Following the fondly-remembered original, which was developed by Nintendo and came out on the GameCube in 2001, is no easy task, but Next Level has always had technology on its side. The second game looked sharp on the screen of the Nintendo 3DS, and its thrills loomed like a pop-up book, and now the Switch version, with its crisp colours and plush detail, makes you feel as if you’re holding a doll’s house. Couple this with the kooky furnishings of Nintendo – the cavorting Toads, the gabbling of Professor E. Gadd, and the goofball performance of Charles Martinet, as the hero – and you wouldn’t know that it hadn’t sprang straight from the offices of Nintendo EAD, in Kyoto.
If you’re already gearing up to gust about the halls when the game is released, this Halloween, then I am pleased to report that the gusting is in excellent order. It is only a few minutes in to Luigi’s stay at The Last Resort when things go a gloomy shade of wrong, and rather than do as I should have done, and attempt to rescue Luigi’s imperilled friends, I instead aimed the nozzle of the vacuum cleaner – the Poltergust G-00, I should say – at every surface I could see. Books, bins, suitcases, wardrobes: no nook should go unguzzled. It’s an oddly calming, quietly thrilling thing, like a fevered spring clean, and there’s no end to the joy of seeing junk shooting off shelves and converting to coins and glinting gold bars, all to be hoovered into your pockets. Before we even get to the ghosts, I would recommend the game to anyone in need of a simulated bout of stress-relief de-cluttering.
But then we do get to the ghosts, and the business of busting them. This means first stunning them with the flashlight and then hitting them with the Poltergust. You lure them in by pulling back on the analogue stick and flipping them to and fro, as you would to wrestle a wilful fish. The fights are as satisfying as they ever were, and they come with a couple of smart additions: the first is a roped plunger, which you fire at flat surfaces and suck back in to shift heavy obstacles, and the second is the Burst attack, which blows a wall of air outwards, knocking back any ghouls crowding you. The highlights of my time with the game so far include an empurpled spectral maid, who stubbornly swallows a suitcase you need, and a glowing blue bellhop (to say nothing of Polterpup, Luigi’s dead pet dog, who slathers and yaps his way through walls).
These additions to combat have the feel of precision-tuned playthings; they are useful for the capture of spirits but also for poking about the crannies of the hotel. The plunger is a pleasure to launch at anything which looks yankable, and I found myself using the Burst to shake up the dust and debris, the better to dislodge any hidden treasures. This is a very Nintendo type of fun: simple tools, sumptuously moulded, and plenty of ways to play with them, leaving you with the cleverly seeded notion that you’ve forged your own fun. There can scarcely be higher praise for Next Level’s efforts, and they pair perfectly with the corridors of the hotel, which stretch along, loaded with luggage carts ripe for plundering and doors that beckon you in.

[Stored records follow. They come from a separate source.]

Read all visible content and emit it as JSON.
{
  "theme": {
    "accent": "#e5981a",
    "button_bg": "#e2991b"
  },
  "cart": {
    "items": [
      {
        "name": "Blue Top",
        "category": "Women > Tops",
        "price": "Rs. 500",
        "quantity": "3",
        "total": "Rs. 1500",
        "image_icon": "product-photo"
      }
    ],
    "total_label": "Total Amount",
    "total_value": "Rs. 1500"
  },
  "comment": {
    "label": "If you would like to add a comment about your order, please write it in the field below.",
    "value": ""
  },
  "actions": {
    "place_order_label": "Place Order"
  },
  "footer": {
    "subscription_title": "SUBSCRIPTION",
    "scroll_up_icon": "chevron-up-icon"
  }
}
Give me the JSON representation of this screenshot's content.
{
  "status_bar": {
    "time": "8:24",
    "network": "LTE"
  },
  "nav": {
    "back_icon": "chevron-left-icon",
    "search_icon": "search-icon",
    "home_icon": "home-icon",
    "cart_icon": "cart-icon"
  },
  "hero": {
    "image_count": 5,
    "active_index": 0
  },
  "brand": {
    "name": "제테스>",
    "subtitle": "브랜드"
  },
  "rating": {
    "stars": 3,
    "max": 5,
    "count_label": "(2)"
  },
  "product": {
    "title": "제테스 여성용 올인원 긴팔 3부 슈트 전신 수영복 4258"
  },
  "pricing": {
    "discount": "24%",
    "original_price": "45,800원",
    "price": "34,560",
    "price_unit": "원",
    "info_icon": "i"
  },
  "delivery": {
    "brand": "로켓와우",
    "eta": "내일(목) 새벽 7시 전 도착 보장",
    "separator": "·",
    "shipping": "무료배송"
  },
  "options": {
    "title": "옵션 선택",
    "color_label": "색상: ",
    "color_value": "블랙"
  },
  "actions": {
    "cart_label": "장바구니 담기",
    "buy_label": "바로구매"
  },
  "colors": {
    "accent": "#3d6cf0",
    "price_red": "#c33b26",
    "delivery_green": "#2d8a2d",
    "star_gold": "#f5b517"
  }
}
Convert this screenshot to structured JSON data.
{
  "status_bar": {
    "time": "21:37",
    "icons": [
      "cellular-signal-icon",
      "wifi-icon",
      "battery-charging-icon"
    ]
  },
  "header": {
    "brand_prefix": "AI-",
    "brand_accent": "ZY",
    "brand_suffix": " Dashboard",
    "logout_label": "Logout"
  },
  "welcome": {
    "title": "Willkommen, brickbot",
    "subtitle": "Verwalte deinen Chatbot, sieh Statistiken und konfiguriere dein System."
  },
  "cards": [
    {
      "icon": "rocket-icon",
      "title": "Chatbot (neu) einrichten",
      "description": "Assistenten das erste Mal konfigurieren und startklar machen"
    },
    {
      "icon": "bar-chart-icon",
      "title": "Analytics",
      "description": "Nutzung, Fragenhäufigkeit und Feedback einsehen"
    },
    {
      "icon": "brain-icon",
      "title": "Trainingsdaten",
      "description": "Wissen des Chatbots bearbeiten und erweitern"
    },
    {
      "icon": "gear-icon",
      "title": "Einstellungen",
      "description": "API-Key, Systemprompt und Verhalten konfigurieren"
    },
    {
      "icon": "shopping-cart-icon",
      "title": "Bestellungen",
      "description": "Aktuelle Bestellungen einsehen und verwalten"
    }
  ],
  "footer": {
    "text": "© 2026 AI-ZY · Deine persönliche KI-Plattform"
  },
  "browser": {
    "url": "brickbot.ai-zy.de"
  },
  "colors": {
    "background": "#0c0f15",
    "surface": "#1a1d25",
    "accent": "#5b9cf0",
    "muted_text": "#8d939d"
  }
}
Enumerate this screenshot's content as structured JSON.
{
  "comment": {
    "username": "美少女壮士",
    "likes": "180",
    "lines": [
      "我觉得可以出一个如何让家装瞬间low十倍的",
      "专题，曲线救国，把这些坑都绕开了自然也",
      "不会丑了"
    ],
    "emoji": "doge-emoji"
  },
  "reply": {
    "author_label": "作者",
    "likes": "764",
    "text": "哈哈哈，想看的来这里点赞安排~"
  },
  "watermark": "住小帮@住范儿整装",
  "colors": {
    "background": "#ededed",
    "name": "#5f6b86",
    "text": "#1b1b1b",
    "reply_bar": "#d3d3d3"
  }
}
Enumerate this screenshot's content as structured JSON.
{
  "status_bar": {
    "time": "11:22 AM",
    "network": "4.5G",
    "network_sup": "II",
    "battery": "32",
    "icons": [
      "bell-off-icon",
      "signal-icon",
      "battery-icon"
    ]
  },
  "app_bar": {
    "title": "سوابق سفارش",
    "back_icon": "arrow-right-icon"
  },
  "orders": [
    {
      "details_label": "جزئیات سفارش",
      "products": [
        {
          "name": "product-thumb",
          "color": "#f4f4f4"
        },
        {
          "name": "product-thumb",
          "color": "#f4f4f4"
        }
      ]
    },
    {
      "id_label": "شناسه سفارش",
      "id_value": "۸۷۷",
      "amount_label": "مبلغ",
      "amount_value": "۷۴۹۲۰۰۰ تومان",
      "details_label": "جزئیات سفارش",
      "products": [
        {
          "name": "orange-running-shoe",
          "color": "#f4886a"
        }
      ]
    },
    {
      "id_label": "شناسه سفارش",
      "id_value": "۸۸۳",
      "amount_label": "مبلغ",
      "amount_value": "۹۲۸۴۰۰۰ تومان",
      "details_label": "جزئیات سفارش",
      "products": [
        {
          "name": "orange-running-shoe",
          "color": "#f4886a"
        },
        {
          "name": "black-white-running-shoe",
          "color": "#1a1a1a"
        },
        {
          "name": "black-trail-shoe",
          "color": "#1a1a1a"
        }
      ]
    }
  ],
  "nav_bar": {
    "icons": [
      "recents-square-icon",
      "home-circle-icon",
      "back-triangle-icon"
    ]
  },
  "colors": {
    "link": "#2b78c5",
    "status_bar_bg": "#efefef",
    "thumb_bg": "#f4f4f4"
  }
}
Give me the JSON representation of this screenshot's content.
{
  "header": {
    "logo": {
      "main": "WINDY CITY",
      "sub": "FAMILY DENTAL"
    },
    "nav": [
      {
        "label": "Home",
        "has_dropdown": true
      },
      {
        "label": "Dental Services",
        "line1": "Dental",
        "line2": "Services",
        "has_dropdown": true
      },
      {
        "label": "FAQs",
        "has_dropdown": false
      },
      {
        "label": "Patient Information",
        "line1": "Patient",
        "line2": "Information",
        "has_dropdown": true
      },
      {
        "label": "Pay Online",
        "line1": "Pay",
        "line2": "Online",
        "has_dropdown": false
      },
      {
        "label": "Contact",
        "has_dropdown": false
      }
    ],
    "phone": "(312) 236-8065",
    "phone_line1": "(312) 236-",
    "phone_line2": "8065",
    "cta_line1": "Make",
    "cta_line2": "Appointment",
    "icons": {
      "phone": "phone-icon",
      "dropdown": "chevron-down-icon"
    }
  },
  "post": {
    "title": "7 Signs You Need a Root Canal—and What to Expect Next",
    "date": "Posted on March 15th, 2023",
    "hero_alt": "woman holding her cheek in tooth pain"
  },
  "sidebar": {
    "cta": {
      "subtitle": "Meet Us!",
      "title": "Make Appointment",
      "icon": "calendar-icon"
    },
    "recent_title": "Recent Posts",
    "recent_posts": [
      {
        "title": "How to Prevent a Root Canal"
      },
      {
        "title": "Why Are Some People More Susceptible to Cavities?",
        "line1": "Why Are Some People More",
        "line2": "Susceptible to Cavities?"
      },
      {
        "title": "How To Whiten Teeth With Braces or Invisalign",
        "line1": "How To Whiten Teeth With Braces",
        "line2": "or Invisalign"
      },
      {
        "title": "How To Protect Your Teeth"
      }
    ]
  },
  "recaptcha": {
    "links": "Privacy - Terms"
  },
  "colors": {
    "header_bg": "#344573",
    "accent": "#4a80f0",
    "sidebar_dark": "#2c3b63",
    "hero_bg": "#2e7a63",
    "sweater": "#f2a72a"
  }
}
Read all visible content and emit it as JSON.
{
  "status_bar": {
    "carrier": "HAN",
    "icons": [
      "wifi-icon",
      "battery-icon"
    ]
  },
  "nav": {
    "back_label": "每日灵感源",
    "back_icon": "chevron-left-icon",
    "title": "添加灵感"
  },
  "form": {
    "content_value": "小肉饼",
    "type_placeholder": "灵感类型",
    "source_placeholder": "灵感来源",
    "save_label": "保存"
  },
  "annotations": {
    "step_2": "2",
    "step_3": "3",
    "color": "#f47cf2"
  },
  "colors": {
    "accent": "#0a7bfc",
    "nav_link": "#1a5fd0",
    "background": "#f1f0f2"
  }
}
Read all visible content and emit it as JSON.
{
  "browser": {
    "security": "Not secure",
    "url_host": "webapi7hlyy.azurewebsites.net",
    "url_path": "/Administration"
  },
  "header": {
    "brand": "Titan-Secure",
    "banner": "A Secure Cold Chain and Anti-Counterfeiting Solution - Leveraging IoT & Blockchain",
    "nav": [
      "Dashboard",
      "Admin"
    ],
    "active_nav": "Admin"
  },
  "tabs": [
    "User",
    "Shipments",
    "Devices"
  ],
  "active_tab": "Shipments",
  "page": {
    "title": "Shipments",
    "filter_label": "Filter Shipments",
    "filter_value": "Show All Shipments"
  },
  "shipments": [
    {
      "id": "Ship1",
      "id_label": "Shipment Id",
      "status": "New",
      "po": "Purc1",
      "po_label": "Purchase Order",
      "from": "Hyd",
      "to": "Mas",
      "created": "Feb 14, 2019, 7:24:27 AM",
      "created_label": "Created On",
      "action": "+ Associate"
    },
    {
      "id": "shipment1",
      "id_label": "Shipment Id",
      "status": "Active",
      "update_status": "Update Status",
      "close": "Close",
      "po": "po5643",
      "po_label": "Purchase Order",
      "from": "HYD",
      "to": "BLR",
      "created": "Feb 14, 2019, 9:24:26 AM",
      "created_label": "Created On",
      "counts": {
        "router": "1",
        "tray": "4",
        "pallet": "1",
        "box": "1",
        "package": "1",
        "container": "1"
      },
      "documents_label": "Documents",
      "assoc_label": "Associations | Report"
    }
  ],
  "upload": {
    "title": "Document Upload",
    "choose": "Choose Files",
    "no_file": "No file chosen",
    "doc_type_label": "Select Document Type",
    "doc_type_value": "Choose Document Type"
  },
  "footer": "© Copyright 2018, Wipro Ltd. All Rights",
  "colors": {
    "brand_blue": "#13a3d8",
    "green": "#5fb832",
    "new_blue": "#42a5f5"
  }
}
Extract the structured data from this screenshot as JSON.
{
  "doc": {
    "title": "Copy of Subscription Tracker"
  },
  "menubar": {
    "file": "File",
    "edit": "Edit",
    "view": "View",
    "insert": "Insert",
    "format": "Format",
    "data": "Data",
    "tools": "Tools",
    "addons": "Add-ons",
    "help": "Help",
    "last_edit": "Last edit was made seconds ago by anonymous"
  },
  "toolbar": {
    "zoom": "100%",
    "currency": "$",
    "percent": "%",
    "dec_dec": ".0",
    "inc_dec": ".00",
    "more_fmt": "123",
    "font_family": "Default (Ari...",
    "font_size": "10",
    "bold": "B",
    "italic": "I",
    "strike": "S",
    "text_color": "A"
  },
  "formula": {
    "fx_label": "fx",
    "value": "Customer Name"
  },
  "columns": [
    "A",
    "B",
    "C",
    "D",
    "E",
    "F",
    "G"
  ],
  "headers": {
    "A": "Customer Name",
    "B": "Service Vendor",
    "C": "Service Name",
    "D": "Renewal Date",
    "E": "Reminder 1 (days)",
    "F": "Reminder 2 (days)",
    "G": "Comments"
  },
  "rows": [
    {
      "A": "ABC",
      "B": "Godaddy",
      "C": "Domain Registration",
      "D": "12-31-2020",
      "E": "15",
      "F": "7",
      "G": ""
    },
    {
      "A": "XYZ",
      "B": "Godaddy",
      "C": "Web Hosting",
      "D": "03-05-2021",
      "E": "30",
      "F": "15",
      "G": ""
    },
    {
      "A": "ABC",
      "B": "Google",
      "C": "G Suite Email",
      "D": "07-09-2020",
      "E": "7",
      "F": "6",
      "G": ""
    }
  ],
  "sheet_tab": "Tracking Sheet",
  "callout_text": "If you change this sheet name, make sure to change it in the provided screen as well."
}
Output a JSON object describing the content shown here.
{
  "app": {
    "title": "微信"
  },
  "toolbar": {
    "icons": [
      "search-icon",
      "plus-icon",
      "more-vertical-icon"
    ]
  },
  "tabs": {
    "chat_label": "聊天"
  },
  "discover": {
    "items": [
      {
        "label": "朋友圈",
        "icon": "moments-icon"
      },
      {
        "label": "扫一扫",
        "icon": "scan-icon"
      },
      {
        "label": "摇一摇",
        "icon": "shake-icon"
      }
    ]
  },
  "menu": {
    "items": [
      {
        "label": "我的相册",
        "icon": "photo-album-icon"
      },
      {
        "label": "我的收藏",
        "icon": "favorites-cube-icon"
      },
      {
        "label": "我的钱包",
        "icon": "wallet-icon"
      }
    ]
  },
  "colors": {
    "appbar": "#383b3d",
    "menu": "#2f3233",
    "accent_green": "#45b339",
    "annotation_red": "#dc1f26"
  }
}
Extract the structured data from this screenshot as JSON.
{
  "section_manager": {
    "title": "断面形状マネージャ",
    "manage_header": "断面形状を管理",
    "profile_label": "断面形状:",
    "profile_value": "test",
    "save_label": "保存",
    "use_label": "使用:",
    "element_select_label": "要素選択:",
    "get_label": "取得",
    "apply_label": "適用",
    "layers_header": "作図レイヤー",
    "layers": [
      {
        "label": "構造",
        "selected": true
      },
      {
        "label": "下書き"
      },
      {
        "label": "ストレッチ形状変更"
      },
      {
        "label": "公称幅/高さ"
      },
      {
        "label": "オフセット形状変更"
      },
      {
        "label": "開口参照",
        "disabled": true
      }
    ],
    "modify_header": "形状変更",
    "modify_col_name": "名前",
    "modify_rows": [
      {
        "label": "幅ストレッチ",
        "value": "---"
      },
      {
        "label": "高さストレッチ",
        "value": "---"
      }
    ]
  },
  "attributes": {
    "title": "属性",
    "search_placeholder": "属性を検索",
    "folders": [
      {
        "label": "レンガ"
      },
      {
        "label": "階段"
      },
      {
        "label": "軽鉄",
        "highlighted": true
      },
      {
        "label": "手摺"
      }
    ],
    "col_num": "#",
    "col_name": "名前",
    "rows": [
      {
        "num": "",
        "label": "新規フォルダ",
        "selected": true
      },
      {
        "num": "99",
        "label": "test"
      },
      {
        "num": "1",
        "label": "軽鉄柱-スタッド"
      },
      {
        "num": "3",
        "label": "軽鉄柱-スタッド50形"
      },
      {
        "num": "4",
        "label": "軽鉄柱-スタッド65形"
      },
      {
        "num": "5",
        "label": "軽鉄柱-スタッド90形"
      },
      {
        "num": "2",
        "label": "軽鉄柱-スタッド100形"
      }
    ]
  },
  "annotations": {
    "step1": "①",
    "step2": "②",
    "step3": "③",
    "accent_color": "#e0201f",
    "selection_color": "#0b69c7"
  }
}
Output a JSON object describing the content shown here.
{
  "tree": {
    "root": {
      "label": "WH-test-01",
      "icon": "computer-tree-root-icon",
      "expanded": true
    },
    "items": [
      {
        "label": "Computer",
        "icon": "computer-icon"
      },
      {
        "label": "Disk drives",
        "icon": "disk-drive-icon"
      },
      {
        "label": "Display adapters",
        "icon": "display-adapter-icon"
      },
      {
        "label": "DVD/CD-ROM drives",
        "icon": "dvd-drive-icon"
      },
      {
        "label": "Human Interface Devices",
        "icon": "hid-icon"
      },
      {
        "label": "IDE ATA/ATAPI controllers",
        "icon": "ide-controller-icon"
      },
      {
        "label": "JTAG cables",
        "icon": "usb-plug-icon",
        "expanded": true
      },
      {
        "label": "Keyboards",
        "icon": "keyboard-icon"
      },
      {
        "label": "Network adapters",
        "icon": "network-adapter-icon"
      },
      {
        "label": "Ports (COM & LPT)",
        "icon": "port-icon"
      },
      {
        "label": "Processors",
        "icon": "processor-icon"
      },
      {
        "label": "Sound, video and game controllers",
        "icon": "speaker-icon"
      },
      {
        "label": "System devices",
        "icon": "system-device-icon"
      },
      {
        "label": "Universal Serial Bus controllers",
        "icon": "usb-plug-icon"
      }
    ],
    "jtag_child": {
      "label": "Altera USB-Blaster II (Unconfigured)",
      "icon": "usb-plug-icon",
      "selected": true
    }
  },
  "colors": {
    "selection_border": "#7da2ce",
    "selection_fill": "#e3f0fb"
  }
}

I have yet to make it the game’s gooier mechanics. I speak, of course, about Gooigi, whom we first encountered in Luigi’s Mansion 2 and who can slime his way through gaps and spikes but cannot abide water. Oh, the puzzling promise! Having only played around two hours of Luigi’s Mansion 3, my thoughts are still in a slimy state, having yet to harden into any decisive critique. Still, what’s here has me unreasonably eager to get hoovering, and there is a distinct crackle of excitement, during a time of year in which Call of Duty: Modern Warfare sits heavily on the horizon, along with the dour seriousness of Death Stranding, at the prospect of hanging out in a mansion with Luigi and a gang of mischievous ghosts. Well, it’s a hotel.